Cette progression a été portée par l’augmentation des impôts directs, des droits de douane, des impôts indirects ainsi que des droits d’enregistrement et de timbre. En parallèle, les recettes non fiscales ont enregistré une baisse de 20,6 %.
Le document précise également que le déficit budgétaire tient compte d’un solde positif de 27,9 milliards de dirhams généré par les comptes spéciaux du Trésor et les services de l’État gérés de manière autonome.
Les dépenses publiques continuent d’augmenter
Face à cette hausse des recettes, les dépenses du budget général ont progressé plus rapidement.
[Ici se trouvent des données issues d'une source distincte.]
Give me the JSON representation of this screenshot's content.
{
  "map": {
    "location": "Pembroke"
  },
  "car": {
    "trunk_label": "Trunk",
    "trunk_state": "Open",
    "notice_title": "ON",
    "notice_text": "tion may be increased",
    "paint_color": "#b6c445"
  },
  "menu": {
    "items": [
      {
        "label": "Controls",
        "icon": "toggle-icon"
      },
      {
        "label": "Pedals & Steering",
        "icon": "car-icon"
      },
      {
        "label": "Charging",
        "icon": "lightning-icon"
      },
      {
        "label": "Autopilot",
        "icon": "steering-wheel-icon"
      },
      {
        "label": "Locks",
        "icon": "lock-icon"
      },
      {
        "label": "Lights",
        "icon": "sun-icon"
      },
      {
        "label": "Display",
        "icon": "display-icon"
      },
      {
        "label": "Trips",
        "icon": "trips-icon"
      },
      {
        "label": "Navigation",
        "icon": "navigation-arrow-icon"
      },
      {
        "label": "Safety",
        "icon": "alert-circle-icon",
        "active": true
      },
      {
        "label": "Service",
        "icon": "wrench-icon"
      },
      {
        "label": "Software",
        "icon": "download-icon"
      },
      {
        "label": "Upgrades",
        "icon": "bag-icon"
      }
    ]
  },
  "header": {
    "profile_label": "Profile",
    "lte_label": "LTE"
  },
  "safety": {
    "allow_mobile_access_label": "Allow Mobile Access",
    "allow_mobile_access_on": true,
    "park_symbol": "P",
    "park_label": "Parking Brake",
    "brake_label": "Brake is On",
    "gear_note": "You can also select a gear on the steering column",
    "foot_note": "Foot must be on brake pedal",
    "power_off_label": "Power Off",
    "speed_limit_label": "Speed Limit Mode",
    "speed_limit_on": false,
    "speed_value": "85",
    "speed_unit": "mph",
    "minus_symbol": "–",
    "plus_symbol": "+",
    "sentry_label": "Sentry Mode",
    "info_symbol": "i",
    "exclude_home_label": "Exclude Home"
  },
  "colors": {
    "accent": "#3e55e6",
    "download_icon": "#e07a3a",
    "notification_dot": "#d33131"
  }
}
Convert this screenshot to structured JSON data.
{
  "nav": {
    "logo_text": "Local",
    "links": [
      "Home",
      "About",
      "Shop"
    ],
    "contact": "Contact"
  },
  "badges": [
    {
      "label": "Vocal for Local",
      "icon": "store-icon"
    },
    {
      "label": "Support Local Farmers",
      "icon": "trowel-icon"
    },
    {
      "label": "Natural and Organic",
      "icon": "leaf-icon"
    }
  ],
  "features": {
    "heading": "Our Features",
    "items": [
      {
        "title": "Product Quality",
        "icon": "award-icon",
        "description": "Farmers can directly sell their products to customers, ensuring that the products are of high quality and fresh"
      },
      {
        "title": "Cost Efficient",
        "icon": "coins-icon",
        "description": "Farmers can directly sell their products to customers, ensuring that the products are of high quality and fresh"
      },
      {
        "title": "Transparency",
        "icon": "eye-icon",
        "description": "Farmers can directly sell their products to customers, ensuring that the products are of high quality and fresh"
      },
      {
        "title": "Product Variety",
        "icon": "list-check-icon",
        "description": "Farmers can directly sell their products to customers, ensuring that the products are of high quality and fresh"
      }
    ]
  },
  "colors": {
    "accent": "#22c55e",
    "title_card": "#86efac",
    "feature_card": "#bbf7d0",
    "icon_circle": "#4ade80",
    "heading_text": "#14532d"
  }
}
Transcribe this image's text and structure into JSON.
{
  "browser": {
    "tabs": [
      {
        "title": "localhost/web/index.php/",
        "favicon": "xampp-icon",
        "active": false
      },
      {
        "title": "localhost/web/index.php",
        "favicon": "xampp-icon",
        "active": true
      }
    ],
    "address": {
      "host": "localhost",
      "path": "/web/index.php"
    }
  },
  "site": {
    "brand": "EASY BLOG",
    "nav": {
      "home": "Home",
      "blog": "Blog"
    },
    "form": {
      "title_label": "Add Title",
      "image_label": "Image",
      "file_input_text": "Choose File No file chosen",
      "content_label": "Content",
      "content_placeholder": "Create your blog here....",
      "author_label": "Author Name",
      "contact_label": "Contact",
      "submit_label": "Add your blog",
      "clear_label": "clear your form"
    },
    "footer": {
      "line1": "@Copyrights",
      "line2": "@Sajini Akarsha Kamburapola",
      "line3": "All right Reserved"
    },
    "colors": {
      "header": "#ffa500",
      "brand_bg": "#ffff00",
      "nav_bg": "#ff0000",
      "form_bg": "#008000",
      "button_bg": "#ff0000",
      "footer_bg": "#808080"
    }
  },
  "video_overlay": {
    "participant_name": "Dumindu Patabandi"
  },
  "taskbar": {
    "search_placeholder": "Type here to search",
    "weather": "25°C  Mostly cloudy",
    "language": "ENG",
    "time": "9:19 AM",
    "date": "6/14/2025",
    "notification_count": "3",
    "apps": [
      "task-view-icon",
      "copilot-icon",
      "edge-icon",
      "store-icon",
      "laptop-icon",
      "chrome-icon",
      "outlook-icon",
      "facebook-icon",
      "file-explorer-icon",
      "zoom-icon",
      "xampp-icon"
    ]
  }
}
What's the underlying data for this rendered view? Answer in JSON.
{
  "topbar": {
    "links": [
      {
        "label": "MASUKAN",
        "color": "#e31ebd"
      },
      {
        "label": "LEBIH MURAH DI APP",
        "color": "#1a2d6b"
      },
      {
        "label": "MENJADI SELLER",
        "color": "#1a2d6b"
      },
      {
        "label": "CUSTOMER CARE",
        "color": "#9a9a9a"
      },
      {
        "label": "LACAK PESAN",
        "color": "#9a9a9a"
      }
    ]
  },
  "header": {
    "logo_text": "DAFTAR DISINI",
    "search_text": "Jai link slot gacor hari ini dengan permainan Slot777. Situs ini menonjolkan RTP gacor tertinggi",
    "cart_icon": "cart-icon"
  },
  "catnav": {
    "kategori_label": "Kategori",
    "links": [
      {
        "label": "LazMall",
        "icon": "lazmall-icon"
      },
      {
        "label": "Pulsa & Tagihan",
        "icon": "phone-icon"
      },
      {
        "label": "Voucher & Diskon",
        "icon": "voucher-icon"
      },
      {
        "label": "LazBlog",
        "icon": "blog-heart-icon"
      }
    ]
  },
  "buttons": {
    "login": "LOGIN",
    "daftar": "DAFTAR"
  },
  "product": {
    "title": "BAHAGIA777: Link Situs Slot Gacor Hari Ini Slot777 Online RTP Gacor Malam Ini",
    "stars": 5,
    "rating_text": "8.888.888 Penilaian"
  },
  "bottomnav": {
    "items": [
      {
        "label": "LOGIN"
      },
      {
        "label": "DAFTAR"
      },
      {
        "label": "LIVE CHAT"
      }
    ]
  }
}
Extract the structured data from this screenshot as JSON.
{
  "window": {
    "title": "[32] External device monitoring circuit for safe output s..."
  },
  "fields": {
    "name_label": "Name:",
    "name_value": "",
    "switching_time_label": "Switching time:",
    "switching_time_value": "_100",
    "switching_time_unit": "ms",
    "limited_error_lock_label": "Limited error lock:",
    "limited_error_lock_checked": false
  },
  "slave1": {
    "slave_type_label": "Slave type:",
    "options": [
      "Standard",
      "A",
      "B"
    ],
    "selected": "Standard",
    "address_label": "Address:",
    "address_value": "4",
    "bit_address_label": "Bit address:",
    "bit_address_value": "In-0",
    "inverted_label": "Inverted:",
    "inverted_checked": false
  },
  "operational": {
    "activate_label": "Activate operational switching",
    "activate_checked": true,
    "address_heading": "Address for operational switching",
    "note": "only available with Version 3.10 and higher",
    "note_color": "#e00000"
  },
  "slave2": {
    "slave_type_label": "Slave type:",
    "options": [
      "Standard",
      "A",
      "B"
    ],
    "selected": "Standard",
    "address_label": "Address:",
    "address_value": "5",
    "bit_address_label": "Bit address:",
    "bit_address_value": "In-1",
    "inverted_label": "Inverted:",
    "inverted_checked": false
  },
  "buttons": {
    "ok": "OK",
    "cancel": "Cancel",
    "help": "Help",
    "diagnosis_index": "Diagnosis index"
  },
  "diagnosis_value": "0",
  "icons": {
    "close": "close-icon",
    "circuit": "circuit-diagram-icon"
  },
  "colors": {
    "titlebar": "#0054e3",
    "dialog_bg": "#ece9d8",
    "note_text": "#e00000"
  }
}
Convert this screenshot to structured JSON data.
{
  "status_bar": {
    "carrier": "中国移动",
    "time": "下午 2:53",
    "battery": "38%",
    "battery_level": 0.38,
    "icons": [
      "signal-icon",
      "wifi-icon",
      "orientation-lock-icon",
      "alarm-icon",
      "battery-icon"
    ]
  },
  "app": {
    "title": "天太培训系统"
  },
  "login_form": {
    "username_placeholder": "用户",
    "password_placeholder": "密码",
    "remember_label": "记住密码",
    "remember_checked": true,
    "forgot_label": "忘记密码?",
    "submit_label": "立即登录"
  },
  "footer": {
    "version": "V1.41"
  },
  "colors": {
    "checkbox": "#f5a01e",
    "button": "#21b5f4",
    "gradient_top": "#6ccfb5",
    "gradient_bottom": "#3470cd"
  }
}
À fin avril, elles se sont élevées à 219,4 milliards de dirhams, soit une augmentation de 12,2 % par rapport à l’année précédente.
Cette hausse s’explique principalement par l’augmentation des dépenses de fonctionnement et des investissements publics. Les dépenses d’investissement ont notamment bondi de 19,6 %, traduisant la poursuite des grands chantiers et programmes engagés par l’État.
Les charges liées à la dette budgétisée ont en revanche légèrement diminué de 1,9 %, malgré une hausse des intérêts de la dette.
Un rythme d’engagement plus soutenu
La TGR souligne également une accélération du rythme des engagements de dépenses. À fin avril 2026, les engagements ont atteint 369,9 milliards de dirhams, avec un taux global d’engagement de 41 %, contre 39 % un an auparavant.
Malgré le creusement du déficit, le solde ordinaire du Trésor reste positif de plus de 1,63 milliard de dirhams à l’issue des quatre premiers mois de l’année.